Forstater, Mathew ForstaterM at umkc.edu
Mon Sep 25 14:15:57 PDT 2000


It does get confusing with Blaut, because he does seem to argue not simply that the plundering of Asia, Africa, and the Americas by 'Europe' and the technical innovations borrowed from them by Europe were all necessary preconditions for capitalist take-off and development, but that either an incipient capitalism itself had developed outside of Europe and/or capitalism would have developed outside of Europe absent the Euro-interventions. This latter part is where I have a problem. Capitalism arose as a result of the historical conjunction of a number of forces. As it is a global system, Europe does not deserve any primacy, but Europe did play a particular role, even though that role was not independent from the 'rest of the world' (ROTW).
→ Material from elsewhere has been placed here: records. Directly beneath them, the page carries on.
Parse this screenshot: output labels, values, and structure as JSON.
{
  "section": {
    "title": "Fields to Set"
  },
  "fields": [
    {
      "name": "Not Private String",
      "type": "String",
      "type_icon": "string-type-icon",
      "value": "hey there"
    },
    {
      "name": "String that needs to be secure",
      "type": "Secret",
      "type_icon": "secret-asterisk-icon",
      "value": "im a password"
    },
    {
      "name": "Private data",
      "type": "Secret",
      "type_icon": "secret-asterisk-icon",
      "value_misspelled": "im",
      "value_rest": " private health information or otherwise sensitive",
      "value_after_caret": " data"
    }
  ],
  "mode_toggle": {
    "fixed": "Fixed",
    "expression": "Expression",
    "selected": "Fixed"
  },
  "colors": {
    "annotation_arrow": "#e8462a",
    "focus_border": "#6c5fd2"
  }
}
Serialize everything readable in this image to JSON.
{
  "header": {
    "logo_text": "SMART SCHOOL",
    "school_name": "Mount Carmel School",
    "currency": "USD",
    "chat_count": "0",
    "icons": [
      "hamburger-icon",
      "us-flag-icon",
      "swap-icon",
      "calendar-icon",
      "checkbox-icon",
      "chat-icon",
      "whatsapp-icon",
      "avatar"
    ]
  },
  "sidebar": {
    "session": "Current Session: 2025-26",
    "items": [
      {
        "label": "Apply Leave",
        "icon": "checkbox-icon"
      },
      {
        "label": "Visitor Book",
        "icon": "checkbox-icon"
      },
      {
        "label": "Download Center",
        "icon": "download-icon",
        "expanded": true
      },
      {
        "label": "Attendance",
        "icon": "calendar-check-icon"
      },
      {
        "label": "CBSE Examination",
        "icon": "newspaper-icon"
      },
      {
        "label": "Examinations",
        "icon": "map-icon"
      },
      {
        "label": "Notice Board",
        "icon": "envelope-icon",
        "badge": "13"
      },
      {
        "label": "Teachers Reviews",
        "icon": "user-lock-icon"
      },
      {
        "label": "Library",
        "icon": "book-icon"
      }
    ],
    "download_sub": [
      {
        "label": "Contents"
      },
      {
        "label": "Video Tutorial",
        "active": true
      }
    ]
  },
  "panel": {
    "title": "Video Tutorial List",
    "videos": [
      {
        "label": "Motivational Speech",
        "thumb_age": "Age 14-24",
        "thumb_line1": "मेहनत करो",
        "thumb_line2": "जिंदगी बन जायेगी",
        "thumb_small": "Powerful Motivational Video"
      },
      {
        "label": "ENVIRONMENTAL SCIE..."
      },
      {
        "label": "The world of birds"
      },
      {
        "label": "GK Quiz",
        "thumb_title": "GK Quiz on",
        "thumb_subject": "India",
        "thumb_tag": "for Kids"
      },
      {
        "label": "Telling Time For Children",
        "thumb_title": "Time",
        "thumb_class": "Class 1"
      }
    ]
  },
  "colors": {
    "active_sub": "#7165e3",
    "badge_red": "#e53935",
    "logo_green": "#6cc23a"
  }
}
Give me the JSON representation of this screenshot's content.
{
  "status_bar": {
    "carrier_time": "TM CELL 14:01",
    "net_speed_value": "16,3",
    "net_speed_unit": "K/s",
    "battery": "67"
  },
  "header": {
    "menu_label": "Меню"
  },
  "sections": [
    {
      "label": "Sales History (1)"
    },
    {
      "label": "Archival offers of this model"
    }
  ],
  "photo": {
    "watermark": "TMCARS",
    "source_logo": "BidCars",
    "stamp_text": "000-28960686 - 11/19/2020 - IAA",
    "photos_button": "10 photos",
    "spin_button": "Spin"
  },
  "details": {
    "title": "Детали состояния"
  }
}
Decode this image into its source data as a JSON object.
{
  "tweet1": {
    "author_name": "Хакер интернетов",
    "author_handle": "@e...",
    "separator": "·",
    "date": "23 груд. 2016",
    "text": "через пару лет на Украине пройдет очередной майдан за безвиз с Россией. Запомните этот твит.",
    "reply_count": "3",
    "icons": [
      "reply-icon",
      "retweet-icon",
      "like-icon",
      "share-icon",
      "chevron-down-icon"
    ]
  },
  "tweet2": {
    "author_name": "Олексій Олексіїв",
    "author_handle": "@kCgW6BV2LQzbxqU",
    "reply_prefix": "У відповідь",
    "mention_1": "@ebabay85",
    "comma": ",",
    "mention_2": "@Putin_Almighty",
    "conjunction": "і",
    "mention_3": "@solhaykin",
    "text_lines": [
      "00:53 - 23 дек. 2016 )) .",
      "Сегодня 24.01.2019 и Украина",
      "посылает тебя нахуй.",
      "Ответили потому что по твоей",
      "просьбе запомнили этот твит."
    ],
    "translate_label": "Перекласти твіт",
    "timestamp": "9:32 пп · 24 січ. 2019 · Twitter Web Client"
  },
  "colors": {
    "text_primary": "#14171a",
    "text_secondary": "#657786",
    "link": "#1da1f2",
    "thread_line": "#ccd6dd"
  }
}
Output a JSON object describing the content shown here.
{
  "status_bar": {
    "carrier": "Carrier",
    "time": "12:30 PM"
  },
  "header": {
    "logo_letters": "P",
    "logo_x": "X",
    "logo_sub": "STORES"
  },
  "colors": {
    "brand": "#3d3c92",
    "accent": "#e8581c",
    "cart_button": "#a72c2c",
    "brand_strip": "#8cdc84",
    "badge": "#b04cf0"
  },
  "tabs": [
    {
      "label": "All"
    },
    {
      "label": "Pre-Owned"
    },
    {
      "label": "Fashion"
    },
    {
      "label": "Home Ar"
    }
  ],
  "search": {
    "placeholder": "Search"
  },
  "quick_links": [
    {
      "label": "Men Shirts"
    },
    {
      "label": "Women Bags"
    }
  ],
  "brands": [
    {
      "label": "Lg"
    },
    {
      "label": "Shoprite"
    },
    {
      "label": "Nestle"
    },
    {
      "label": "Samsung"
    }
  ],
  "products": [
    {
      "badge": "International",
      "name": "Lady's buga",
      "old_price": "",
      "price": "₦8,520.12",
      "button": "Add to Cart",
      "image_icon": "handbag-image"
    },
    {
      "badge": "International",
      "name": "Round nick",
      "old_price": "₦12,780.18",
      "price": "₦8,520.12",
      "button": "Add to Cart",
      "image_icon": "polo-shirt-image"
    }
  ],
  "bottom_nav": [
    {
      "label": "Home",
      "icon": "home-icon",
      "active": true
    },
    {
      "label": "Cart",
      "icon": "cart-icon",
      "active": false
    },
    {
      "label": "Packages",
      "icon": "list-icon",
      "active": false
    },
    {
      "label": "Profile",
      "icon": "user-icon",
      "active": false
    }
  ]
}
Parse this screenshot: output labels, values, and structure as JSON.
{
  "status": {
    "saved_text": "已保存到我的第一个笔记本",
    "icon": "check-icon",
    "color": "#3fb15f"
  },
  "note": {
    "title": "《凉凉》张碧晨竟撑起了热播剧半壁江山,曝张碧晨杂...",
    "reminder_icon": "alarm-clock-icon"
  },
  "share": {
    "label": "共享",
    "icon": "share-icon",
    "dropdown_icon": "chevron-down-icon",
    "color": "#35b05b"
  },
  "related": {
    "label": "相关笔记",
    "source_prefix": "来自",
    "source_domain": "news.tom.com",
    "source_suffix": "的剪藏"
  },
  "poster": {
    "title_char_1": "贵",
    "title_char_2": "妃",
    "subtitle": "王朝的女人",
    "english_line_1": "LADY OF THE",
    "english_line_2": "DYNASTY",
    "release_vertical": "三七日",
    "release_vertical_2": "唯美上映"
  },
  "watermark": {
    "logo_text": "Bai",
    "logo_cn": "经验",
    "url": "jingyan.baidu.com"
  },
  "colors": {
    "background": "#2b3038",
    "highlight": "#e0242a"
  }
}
My understanding of the old debate about the origins of capitalism was that one side had the internalist thesis that it was a classic relations/forces of production story about feudalism, with no causal role for the relations of Europe with the ROTW; the externalist thesis on the other side claimed that those relations with the ROTW played a primary causal role--providing the 'primitive' accumulation, plus the triangular/quadrangular trade, and later colonialism, neo-colonialism, imperialism opening up markets for goods and providing raw materials, etc. But I never remembered any part about capitalism itself being borrowed from elsewhere, it was built on the backs of the ROTW.

-----Original Message----- From: Doug Henwood [mailto:dhenwood at panix.com] Sent: Monday, September 25, 2000 3:33 PM To: lbo-talk at lists.panix.com Subject: Re: FW: 8 Eurocentric Historians

debsian at pacbell.net quoted the inimitable James Blaut:


>For
>these
>scholars, the origins of capitalism are European.

I'm confused. If Europe is to be condemned for colonizing the world, and Europe certainly deserves lots of condemnation for that, it must have diffused something in the process. I could swear that diffused something had something to do with capitalism, but I'm no historian, I'm just a journalist.